Thompson returned to the Bandits for the 2024 NBL1 season. On May 19, she had a triple-double with 30 points, 22 rebounds, 11 steals and three assists in an 86–73 win over the BA Centre of Excellence.

Thompson returned to Nadezhda Orenburg for the 2024–25 season.

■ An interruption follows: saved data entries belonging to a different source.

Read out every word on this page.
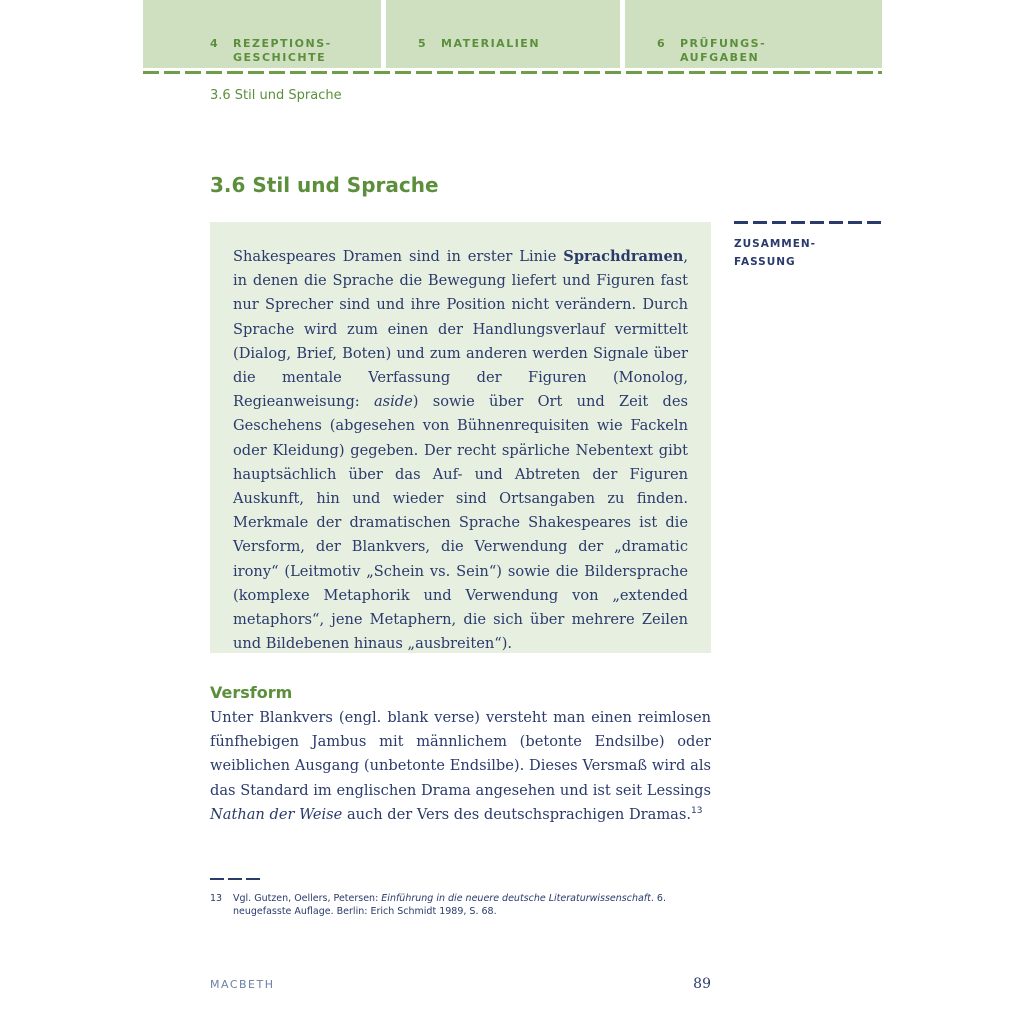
4 REZEPTIONS-
GESCHICHTE
5 MATERIALIEN	6 PRÜFUNGS-
AUFGABEN
3.6 Stil und Sprache
3.6 Stil und Sprache
ZUSAMMEN-
FASSUNG

Shakespeares Dramen sind in erster Linie Sprachdramen, in denen die Sprache die Bewegung liefert und Figuren fast nur Sprecher sind und ihre Position nicht verändern. Durch Sprache wird zum einen der Handlungsverlauf vermittelt (Dialog, Brief, Boten) und zum anderen werden Signale über die mentale Verfassung der Figuren (Monolog, Regieanweisung: aside) sowie über Ort und Zeit des Geschehens (abgesehen von Bühnenrequisiten wie Fackeln oder Kleidung) gegeben. Der recht spärliche Nebentext gibt hauptsächlich über das Auf- und Abtreten der Figuren Auskunft, hin und wieder sind Ortsangaben zu finden. Merkmale der dramatischen Sprache Shakespeares ist die Versform, der Blankvers, die Verwendung der „dramatic irony“ (Leitmotiv „Schein vs. Sein“) sowie die Bildersprache (komplexe Metaphorik und Verwendung von „extended metaphors“, jene Metaphern, die sich über mehrere Zeilen und Bildebenen hinaus „ausbreiten“).

Versform

Unter Blankvers (engl. blank verse) versteht man einen reimlosen fünfhebigen Jambus mit männlichem (betonte Endsilbe) oder weiblichen Ausgang (unbetonte Endsilbe). Dieses Versmaß wird als das Standard im englischen Drama angesehen und ist seit Lessings Nathan der Weise auch der Vers des deutschsprachigen Dramas.$^{13}$

13 Vgl. Gutzen, Oellers, Petersen: Einführung in die neuere deutsche Literaturwissenschaft. 6. neugefasste Auflage. Berlin: Erich Schmidt 1989, S. 68.
MACBETH	89
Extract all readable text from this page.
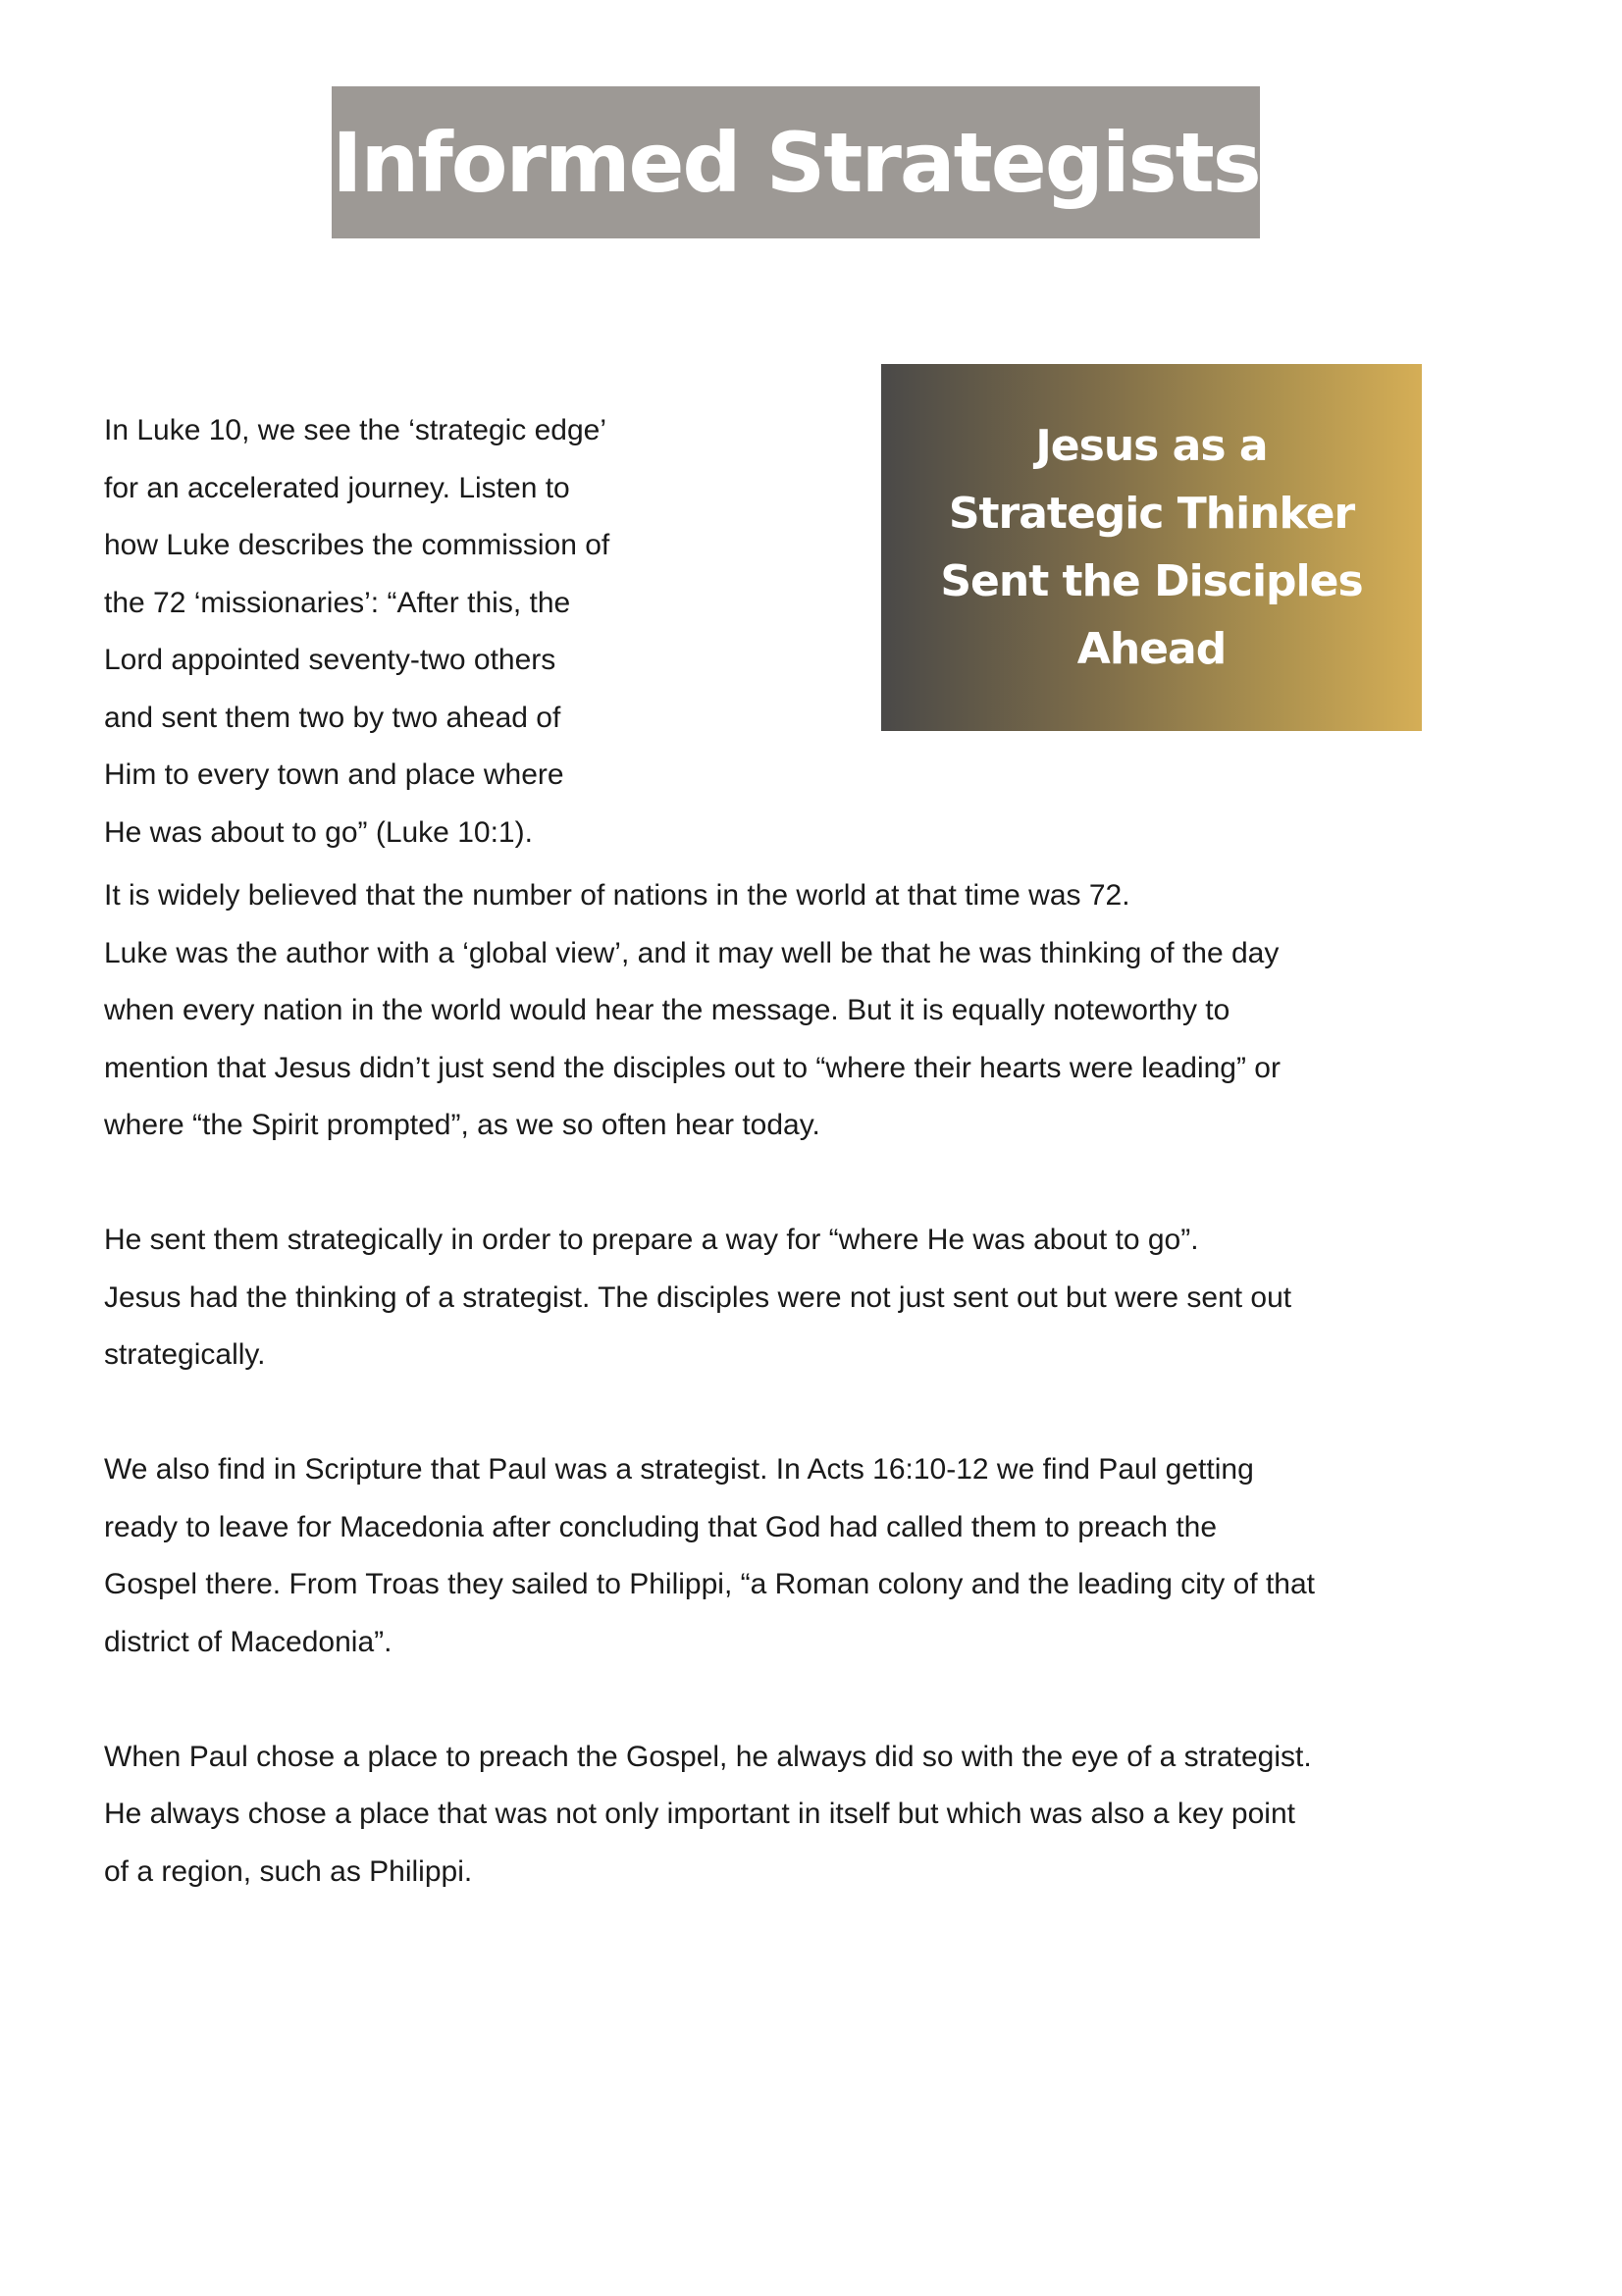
Informed Strategists
Jesus as a
Strategic Thinker
Sent the Disciples
Ahead
In Luke 10, we see the ‘strategic edge’
for an accelerated journey. Listen to
how Luke describes the commission of
the 72 ‘missionaries’: “After this, the
Lord appointed seventy-two others
and sent them two by two ahead of
Him to every town and place where
He was about to go” (Luke 10:1).
It is widely believed that the number of nations in the world at that time was 72.
Luke was the author with a ‘global view’, and it may well be that he was thinking of the day
when every nation in the world would hear the message. But it is equally noteworthy to
mention that Jesus didn’t just send the disciples out to “where their hearts were leading” or
where “the Spirit prompted”, as we so often hear today.
He sent them strategically in order to prepare a way for “where He was about to go”.
Jesus had the thinking of a strategist. The disciples were not just sent out but were sent out
strategically.
We also find in Scripture that Paul was a strategist. In Acts 16:10-12 we find Paul getting
ready to leave for Macedonia after concluding that God had called them to preach the
Gospel there. From Troas they sailed to Philippi, “a Roman colony and the leading city of that
district of Macedonia”.
When Paul chose a place to preach the Gospel, he always did so with the eye of a strategist.
He always chose a place that was not only important in itself but which was also a key point
of a region, such as Philippi.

Thompson joined the Mackay Meteorettes of the NBL1 North for the 2025 season. She was named NBL1 North Most Valuable Player, NBL1 North All Star First Team, and NBL1 North scoring champion.

On July 17, 2025, Thompson signed with the Sydney Flames of the Women's National Basketball League (WNBL) for the 2025–26 season. She was named the Flames' Club MVP.

Thompson joined the Albury Wodonga Bandits for the 2026 season. She was named NBL1 East All-Star Five.